Acording to a new article in the Telegraph, many more of us are speaking the Queen's English. It is about that only part of her that is. Lots of articles on English from the early nineteen-nineties onwards announced the inevitable onward march of Estuary English. We were no longer having a 'laaff' but a 'larf'.
Now, it seems that the regional accents are holding their own, and that you can draw a line from Northnampton, Birmingham and Portsmouth as the outliers of the South-east. Other accents have maintained their distinctive vowel sounds and regional varaitiosn often depend upon the size of the local population for the dialect.

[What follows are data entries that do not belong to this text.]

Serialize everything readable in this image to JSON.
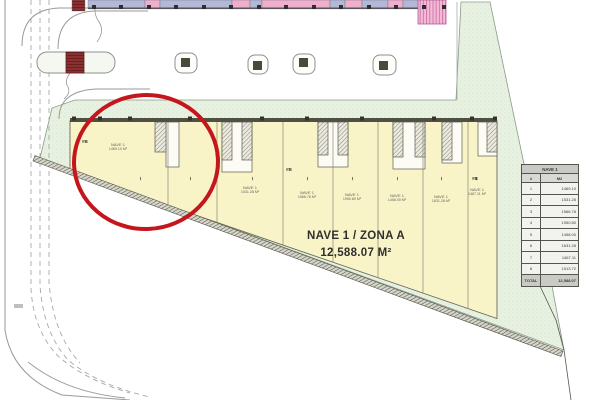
{
  "drawing_title": "Planta de conjunto - Nave industrial",
  "main_label": {
    "name": "NAVE 1 / ZONA A",
    "area": "12,588.07 M²"
  },
  "building": {
    "units": [
      {
        "name": "NAVE 1",
        "area": "1469.10 M²"
      },
      {
        "name": "NAVE 1",
        "area": "1531.28 M²"
      },
      {
        "name": "NAVE 1",
        "area": "1566.78 M²"
      },
      {
        "name": "NAVE 1",
        "area": "1950.80 M²"
      },
      {
        "name": "NAVE 1",
        "area": "1458.00 M²"
      },
      {
        "name": "NAVE 1",
        "area": "1631.28 M²"
      },
      {
        "name": "NAVE 1",
        "area": "1467.11 M²"
      }
    ],
    "door_markers": [
      "#B",
      "#B",
      "#B"
    ]
  },
  "area_table": {
    "title": "NAVE 1",
    "columns": [
      "#",
      "M2"
    ],
    "rows": [
      [
        "1",
        "1469.10"
      ],
      [
        "2",
        "1531.28"
      ],
      [
        "3",
        "1566.78"
      ],
      [
        "4",
        "1950.80"
      ],
      [
        "5",
        "1458.00"
      ],
      [
        "6",
        "1631.28"
      ],
      [
        "7",
        "1467.11"
      ],
      [
        "8",
        "1513.72"
      ]
    ],
    "total_label": "TOTAL",
    "total_value": "12,588.07"
  },
  "palette": {
    "building_fill": "#f8f4c8",
    "parcel_fill": "#e9f2e2",
    "annotation_red": "#c4161c",
    "strip_lavender": "#b2b8d6",
    "strip_pink": "#f0aecd"
  }
}
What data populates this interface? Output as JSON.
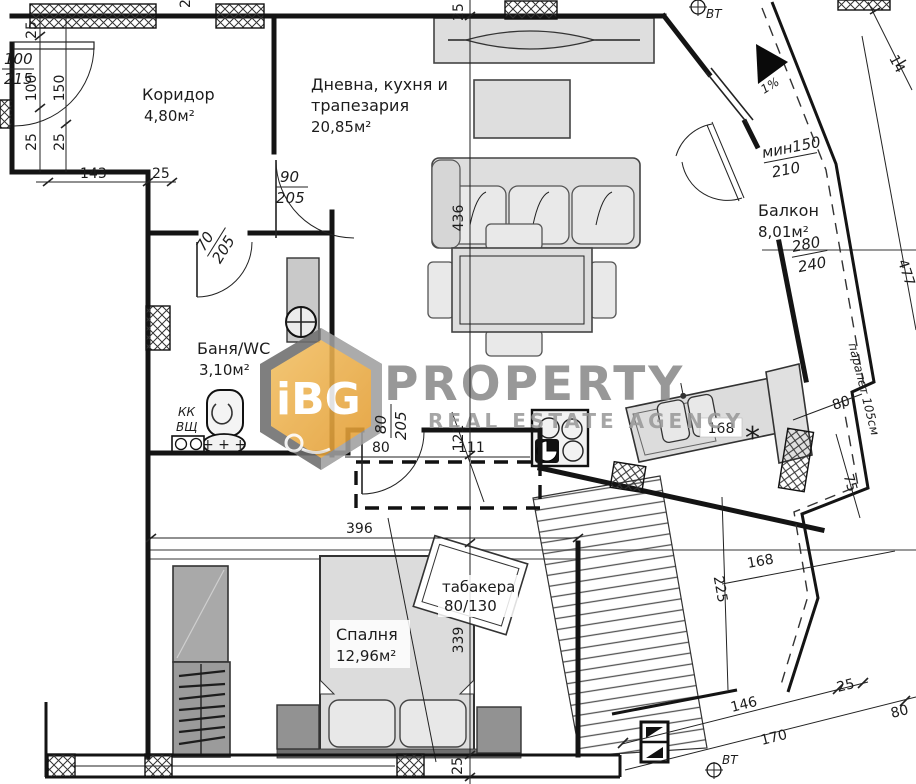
{
  "watermark": {
    "logo": "iBG",
    "title": "PROPERTY",
    "subtitle": "REAL ESTATE AGENCY"
  },
  "rooms": {
    "corridor": {
      "name": "Коридор",
      "area": "4,80м²"
    },
    "living": {
      "line1": "Дневна, кухня и",
      "line2": "трапезария",
      "area": "20,85м²"
    },
    "bath": {
      "name": "Баня/WC",
      "area": "3,10м²"
    },
    "bedroom": {
      "name": "Спалня",
      "area": "12,96м²"
    },
    "balcony": {
      "name": "Балкон",
      "area": "8,01м²"
    },
    "tabakera": {
      "name": "табакера",
      "size": "80/130"
    }
  },
  "doors": {
    "entrance": {
      "num": "100",
      "den": "215"
    },
    "living_door": {
      "num": "90",
      "den": "205"
    },
    "bath_door": {
      "num": "70",
      "den": "205"
    },
    "bedroom_door": {
      "num": "80",
      "den": "205"
    },
    "balcony_door": {
      "num": "280",
      "den": "240"
    },
    "balcony_window": {
      "num": "мин150",
      "den": "210"
    }
  },
  "dims": {
    "v_top25": "25",
    "v_living": "436",
    "v_hall": "121",
    "v_bedroom": "339",
    "v_bottom25": "25",
    "left_25a": "25",
    "left_100": "100",
    "left_25b": "25",
    "left_150": "150",
    "left_25c": "25",
    "corridor_143": "143",
    "corridor_25": "25",
    "top_20": "20",
    "hall_80": "80",
    "hall_111": "111",
    "bedroom_396": "396",
    "kitchen_168": "168",
    "terrace_225": "225",
    "terrace_168": "168",
    "bottom_146": "146",
    "bottom_25": "25",
    "bottom_170": "170",
    "bottom_80": "80",
    "right_80": "80",
    "right_75": "75",
    "balcony_477": "477",
    "top_14": "14"
  },
  "annotations": {
    "vt": "ВТ",
    "slope": "1%",
    "parapet": "парапет 105см",
    "kk": "КК",
    "vshch": "ВЩ",
    "asterisk": "*",
    "mat": "+ + +"
  }
}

The grarse spreading out from its London roots is gradually stifling the graaas, but one of Britain's leading accent experts said yesterday that a larf will never drown out a laff.
Students of the voices that make up a patchwork quilt of spoken English across the country have drawn up a map of the way in which the long "a" of received pronunciation has followed the exodus of Londoners into the rest of southern England.
Not so long ago people in counties such as Suffolk,
Cambridgeshire, Oxfordshire, Hampshire and Wiltshire would pronounce
"grass", "bath" and "after" as if they were spelled with a double "a".
Today,
younger generations will say those words as the Queen does, or indeed
as they do in the Queen Vic on EastEnders, as if the "a" was lengthened
with an "h".
The old, extended "aa" is restricted to southern England west of a line from Cheltenham through Bristol and Bath to the south coast and in a redoubt around Norfolk.
With the huge number of immigrants moving into the country, and settling in London, we can expect more fluid variations, as we can already hear in some of the African and west Indian communities around the outer London suburbs. Accent is more uniform with social mobility, as always. Further accents can be heard at the new British Library website, Sounds Familiar.